Pamela Raymond is a New Orleans native making her way back home via Raleigh/Durham. By day, she wrangles millennials into writing IT code and by night, tries to wrangle herself into writing something more exciting. Although she has never been a published book author, in her previous life in St. Louis, she wrote a lifestyle column and blog for a fashion and entertainment-based magazine. She is hoping to parlay that experience into something cozy and mysterious.

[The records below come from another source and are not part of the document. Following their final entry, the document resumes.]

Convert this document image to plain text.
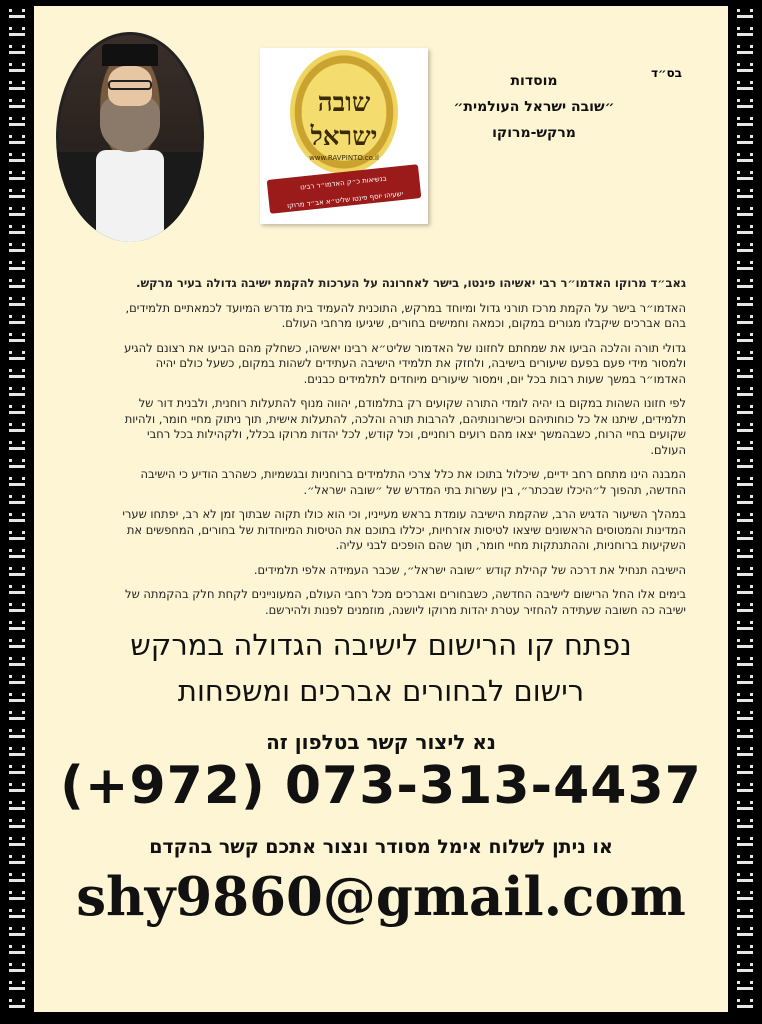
שובה
ישראל
www.RAVPINTO.co.il
בנשיאות כ״ק האדמו״ר רבינו
ישעיהו יוסף פינטו שליט״א אב״ד מרוקו
בס״ד
מוסדות
״שובה ישראל העולמית״
מרקש-מרוקו

גאב״ד מרוקו האדמו״ר רבי יאשיהו פינטו, בישר לאחרונה על הערכות להקמת ישיבה גדולה בעיר מרקש.

האדמו״ר בישר על הקמת מרכז תורני גדול ומיוחד במרקש, התוכנית להעמיד בית מדרש המיועד לכמאתיים תלמידים, בהם אברכים שיקבלו מגורים במקום, וכמאה וחמישים בחורים, שיגיעו מרחבי העולם.

גדולי תורה והלכה הביעו את שמחתם לחזונו של האדמור שליט״א רבינו יאשיהו, כשחלק מהם הביעו את רצונם להגיע ולמסור מידי פעם בפעם שיעורים בישיבה, ולחזק את תלמידי הישיבה העתידים לשהות במקום, כשעל כולם יהיה האדמו״ר במשך שעות רבות בכל יום, וימסור שיעורים מיוחדים לתלמידים כבנים.

לפי חזונו השהות במקום בו יהיה לומדי התורה שקועים רק בתלמודם, יהווה מנוף להתעלות רוחנית, ולבנית דור של תלמידים, שיתנו אל כל כוחותיהם וכישרונותיהם, להרבות תורה והלכה, להתעלות אישית, תוך ניתוק מחיי חומר, ולהיות שקועים בחיי הרוח, כשבהמשך יצאו מהם רועים רוחניים, וכל קודש, לכל יהדות מרוקו בכלל, ולקהילות בכל רחבי העולם.

המבנה הינו מתחם רחב ידיים, שיכלול בתוכו את כלל צרכי התלמידים ברוחניות ובגשמיות, כשהרב הודיע כי הישיבה החדשה, תהפוך ל״היכלו שבכתר״, בין עשרות בתי המדרש של ״שובה ישראל״.

במהלך השיעור הדגיש הרב, שהקמת הישיבה עומדת בראש מעייניו, וכי הוא כולו תקוה שבתוך זמן לא רב, יפתחו שערי המדינות והמטוסים הראשונים שיצאו לטיסות אזרחיות, יכללו בתוכם את הטיסות המיוחדות של בחורים, המחפשים את השקיעות ברוחניות, וההתנתקות מחיי חומר, תוך שהם הופכים לבני עליה.

הישיבה תנחיל את דרכה של קהילת קודש ״שובה ישראל״, שכבר העמידה אלפי תלמידים.

בימים אלו החל הרישום לישיבה החדשה, כשבחורים ואברכים מכל רחבי העולם, המעוניינים לקחת חלק בהקמתה של ישיבה כה חשובה שעתידה להחזיר עטרת יהדות מרוקו ליושנה, מוזמנים לפנות ולהירשם.

נפתח קו הרישום לישיבה הגדולה במרקש
רישום לבחורים אברכים ומשפחות
נא ליצור קשר בטלפון זה
(+972) 073-313-4437
או ניתן לשלוח אימל מסודר ונצור אתכם קשר בהקדם
shy9860@gmail.com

Jennifer Riley - Two decades ago, Jennifer Riley moved from Kentucky to North Carolina, where she took part in various writing courses and critique groups. She helped edit a corporate technical report and spent three weeks in Italy. On the Deep South Magazine web site, she has two short stories. Jennifer has two mystery novels available on Amazon. She published a short story "Rolla," in the current Triangle Sisters in Crime anthology.
Sarah Shaber
Joan Smyth
Camisa Spell
Caroline Taylor is the author of three mysteries--Loose Ends, Jewelry from a Grave, and What Are Friends For?—and a collection of short stories, Enough! Thirty Stories of Fielding Life’s Curve Balls. She is a member of Sisters in Crime, Mystery Writers of America, and the North Carolina Writer’s Network.
Cathy Walsh
Bonnie Wisler - Bonnie is a member of SinC, RWA, and has participated in numerous other writing groups. Her first novel, Count A Hundred Stars received a 5-Star rating from both the Foreward Clarion and Midwest Book Reviews. Her love of animals, nature, travel, romance, and mystery is vividly reflected in her writing. Bonnie is retired from the federal government, works part-time for a major airline, and lives in Raleigh, North Carolina with her family.